L’assessore al Bilancio, infatti, rileva come spetti a Metro C, in qualità di Contraente Generale, assumersi “l’intera alea della realizzazione di un’opera finale il cui progetto egli stesso ha contribuito a formare, assumendosene l’obbligo di realizzarla con i relativi oneri e rischi complessivi”. Al contrario, l’Accordo transattivo e l’Atto Attuativo alterano questo rapporto, “riversando sul committente pubblico buona parte dell’alea che invece competerebbe al Contraente Generale”. Non solo. L’Atto del 9 settembre 2013, adottato al di fuori della procedura di bonario accordo e attuativo del precedente Accordo transattivo e della delibera CIPE n. 127/2012, va “oltre quelle che sono le prestazioni canonizzate in detti atti precedenti, ‘aggiungendo’ ulteriori 90 milioni a favore di Metro C, milioni che non trovano alcuna corrispondenza negli atti precedenti”.

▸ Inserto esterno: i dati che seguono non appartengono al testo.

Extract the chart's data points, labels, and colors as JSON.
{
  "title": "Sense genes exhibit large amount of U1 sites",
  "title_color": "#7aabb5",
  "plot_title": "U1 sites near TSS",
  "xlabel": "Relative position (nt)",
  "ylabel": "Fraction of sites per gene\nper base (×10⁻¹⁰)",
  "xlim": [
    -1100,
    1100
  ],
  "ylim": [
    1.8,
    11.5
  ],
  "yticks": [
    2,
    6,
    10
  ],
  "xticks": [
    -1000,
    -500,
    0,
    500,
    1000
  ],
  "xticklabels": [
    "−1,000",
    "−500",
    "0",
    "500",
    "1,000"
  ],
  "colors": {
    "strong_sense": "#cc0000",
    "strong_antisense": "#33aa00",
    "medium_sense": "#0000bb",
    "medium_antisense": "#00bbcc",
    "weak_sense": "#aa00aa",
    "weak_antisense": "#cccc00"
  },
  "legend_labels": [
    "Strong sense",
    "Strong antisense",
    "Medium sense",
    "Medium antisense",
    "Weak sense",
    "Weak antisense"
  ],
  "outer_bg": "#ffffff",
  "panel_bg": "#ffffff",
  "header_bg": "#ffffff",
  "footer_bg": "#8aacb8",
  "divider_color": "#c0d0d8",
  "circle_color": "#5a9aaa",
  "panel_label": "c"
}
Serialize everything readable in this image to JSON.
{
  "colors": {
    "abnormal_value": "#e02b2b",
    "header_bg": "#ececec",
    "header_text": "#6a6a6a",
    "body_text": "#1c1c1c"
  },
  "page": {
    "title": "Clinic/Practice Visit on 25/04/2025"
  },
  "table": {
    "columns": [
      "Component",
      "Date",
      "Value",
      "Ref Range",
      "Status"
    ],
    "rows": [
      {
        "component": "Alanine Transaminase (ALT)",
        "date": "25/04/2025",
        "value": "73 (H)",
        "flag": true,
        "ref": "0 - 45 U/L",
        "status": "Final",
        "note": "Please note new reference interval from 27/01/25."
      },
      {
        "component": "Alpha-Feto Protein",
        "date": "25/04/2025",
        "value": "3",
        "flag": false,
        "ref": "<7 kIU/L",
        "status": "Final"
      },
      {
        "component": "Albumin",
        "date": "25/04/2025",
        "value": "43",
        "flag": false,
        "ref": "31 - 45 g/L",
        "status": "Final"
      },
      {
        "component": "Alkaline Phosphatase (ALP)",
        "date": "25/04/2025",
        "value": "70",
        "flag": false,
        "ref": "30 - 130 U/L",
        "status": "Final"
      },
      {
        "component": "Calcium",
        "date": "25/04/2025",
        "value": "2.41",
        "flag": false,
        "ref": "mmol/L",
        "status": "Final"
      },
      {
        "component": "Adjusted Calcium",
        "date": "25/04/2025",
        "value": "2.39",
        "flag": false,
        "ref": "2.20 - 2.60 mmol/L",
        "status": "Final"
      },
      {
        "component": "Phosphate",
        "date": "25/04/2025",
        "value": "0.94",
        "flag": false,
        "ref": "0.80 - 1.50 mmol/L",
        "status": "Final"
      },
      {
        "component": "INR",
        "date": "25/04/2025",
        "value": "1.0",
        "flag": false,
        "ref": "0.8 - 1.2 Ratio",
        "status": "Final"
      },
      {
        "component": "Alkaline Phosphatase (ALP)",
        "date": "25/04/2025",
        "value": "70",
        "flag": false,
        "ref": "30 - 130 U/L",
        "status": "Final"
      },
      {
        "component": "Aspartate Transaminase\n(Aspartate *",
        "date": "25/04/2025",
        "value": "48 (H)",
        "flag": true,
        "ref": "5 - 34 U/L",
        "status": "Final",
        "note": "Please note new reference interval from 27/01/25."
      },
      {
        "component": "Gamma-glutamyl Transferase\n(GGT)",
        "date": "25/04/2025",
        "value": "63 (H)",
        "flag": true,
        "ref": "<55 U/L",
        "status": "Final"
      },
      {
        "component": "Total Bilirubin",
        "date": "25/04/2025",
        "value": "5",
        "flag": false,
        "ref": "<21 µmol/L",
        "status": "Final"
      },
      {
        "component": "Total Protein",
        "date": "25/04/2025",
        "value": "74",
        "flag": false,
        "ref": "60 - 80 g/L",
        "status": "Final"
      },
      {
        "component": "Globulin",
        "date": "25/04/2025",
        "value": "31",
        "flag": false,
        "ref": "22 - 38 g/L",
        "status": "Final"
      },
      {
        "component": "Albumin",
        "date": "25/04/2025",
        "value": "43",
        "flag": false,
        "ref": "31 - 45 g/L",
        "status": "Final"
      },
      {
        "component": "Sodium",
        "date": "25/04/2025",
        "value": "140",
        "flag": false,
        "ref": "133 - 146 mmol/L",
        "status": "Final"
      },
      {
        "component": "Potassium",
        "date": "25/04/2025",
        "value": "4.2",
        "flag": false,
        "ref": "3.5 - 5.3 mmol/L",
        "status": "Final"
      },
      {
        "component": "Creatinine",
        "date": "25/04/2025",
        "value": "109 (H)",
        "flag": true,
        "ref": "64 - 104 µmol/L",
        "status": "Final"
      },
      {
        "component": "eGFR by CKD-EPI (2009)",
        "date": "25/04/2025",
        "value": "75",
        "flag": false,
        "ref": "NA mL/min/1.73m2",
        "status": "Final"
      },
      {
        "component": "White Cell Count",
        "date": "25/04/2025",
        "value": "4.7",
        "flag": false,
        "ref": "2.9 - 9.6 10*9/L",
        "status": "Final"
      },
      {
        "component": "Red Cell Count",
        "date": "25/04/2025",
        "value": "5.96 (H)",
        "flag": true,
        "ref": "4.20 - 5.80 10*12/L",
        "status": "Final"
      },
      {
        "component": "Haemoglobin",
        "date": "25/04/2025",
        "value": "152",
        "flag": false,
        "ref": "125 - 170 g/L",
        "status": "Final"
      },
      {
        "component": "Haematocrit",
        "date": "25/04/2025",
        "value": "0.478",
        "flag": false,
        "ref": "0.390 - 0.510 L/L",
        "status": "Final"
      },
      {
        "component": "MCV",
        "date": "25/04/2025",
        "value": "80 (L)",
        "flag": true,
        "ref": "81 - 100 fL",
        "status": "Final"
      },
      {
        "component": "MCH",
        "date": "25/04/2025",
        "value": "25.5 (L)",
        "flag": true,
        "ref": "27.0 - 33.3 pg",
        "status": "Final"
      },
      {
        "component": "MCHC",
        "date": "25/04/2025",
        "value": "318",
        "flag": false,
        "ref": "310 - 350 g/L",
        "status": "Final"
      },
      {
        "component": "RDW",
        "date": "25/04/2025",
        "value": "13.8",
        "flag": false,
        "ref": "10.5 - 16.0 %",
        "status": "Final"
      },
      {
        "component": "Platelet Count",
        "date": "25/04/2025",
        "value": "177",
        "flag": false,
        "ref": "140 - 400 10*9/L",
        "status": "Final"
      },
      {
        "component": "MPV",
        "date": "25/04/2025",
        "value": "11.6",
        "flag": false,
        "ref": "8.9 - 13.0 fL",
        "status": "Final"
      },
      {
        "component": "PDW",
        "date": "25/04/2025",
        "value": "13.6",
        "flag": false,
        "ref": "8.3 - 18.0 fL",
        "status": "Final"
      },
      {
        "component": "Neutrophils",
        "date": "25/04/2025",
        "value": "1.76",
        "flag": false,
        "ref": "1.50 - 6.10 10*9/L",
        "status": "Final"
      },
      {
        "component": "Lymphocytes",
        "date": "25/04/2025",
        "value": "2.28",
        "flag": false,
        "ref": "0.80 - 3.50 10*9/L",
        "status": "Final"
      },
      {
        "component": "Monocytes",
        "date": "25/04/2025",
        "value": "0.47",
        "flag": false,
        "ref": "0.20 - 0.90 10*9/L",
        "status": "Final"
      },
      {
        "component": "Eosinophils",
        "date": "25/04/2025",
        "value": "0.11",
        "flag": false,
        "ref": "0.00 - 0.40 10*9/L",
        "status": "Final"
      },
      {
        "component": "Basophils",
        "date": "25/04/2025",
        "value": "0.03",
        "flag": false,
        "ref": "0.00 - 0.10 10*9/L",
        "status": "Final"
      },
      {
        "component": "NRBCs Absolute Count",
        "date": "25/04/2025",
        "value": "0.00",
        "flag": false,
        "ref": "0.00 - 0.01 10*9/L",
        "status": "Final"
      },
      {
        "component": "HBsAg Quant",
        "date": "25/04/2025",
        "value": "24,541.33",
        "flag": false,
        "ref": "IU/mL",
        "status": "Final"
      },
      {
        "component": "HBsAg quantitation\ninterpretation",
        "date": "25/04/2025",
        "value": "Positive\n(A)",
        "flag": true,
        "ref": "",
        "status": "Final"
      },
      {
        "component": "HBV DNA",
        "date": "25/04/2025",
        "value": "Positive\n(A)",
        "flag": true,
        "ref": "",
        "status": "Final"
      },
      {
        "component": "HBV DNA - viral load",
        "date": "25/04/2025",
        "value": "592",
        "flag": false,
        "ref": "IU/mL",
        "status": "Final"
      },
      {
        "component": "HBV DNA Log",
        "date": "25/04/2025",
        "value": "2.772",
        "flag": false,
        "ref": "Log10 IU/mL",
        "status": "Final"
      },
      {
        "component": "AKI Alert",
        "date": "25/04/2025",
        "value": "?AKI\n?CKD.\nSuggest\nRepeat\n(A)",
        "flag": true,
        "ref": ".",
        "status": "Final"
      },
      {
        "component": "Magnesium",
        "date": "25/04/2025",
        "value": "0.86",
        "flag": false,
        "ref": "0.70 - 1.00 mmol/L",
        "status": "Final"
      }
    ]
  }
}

10 anni e più di storia controversa e solo nel 2013 il Segretario Generale ha deciso di istituire una ‘Commissione per la verifica della corretta gestione dei rapporti tra Roma Metropolitane e il Contraente generale, relativi alla realizzazione della Linea C della Metropolitana di Roma’, anche in considerazione del fatto, finalmente messo in luce, che Roma Capitale, in qualità di socio unico azionista della suddetta Società, ha l’obbligo di vigilanza sull’andamento generale della stessa.

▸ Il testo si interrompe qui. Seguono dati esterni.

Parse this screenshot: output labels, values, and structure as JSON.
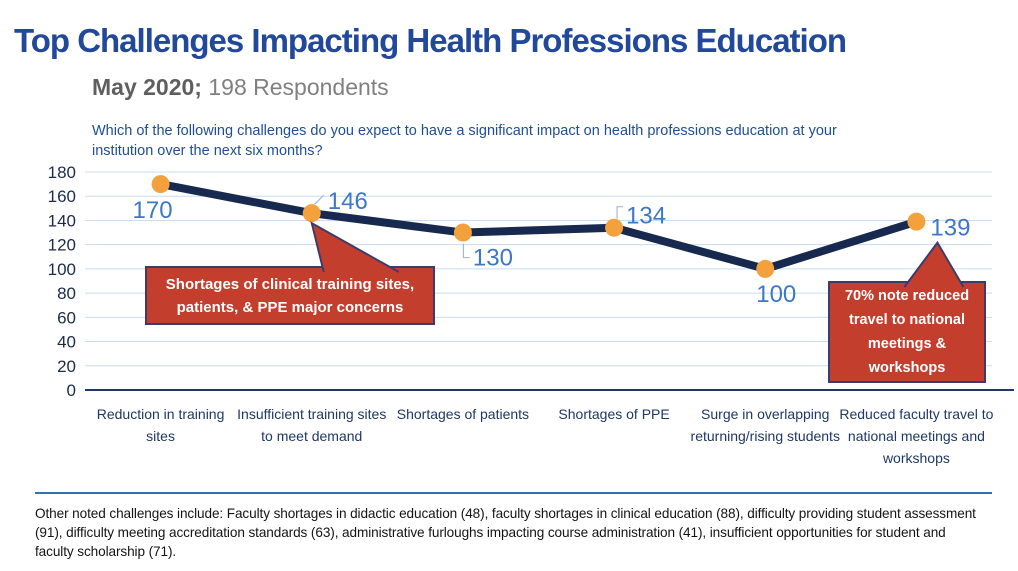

DANNO ERARIALE? Tutto questo – unitamente al fatto che l'Atto ha ridefinito le obbligazioni del Contraente Generale, limitandole alla sola esecuzione dei lavori, e ha anche previsto il pagamento per i lavori già eseguiti in ciascuna fase funzionale, per un totale di Euro 65.370.495,23 euro – potrebbe, secondo il M5S Roma, far “ravvisare un potenziale danno alle risorse pubbliche, in contrasto sia con le leggi che regolano la contabilità dello Stato e sia il comportamento ‘del buon padre di famiglia’ che si richiede a chi determina e gestisce ingenti rilevanti opere e progetti finanziati con risorse pubbliche”. Senza considerare che le 45 varianti al progetto sono state approvate da Roma Metropolitane, mentre ci si chiede se queste non “presupponessero un atto di approvazione del Consiglio Comunale”.
Questi elementi, che sono già finiti in un’interrogazione in Campidoglio, datata 2 luglio 2014 a firma dello stesso M5S Roma, finiscono ora sui banchi della Procura della Repubblica, chiamata a verificare che “in relazione all’accordo del 9.9.2013 (…) sia o meno prefigurabile, a carico dei vertici della Società Roma Metropolitane, del Sindaco Ignazio Maria Marino, dell’Assessore Guido Improta, degli Avvocati (….) dell’Avvocatura estensori del parere richiamato in premessa e dei ‘soggetti di acclarata professionalità e indipendenza’, non noti, incaricati di svolgere la due diligence propedeutica all’accordo, qualsivoglia responsabilità amministrativa e/o per danno erariale".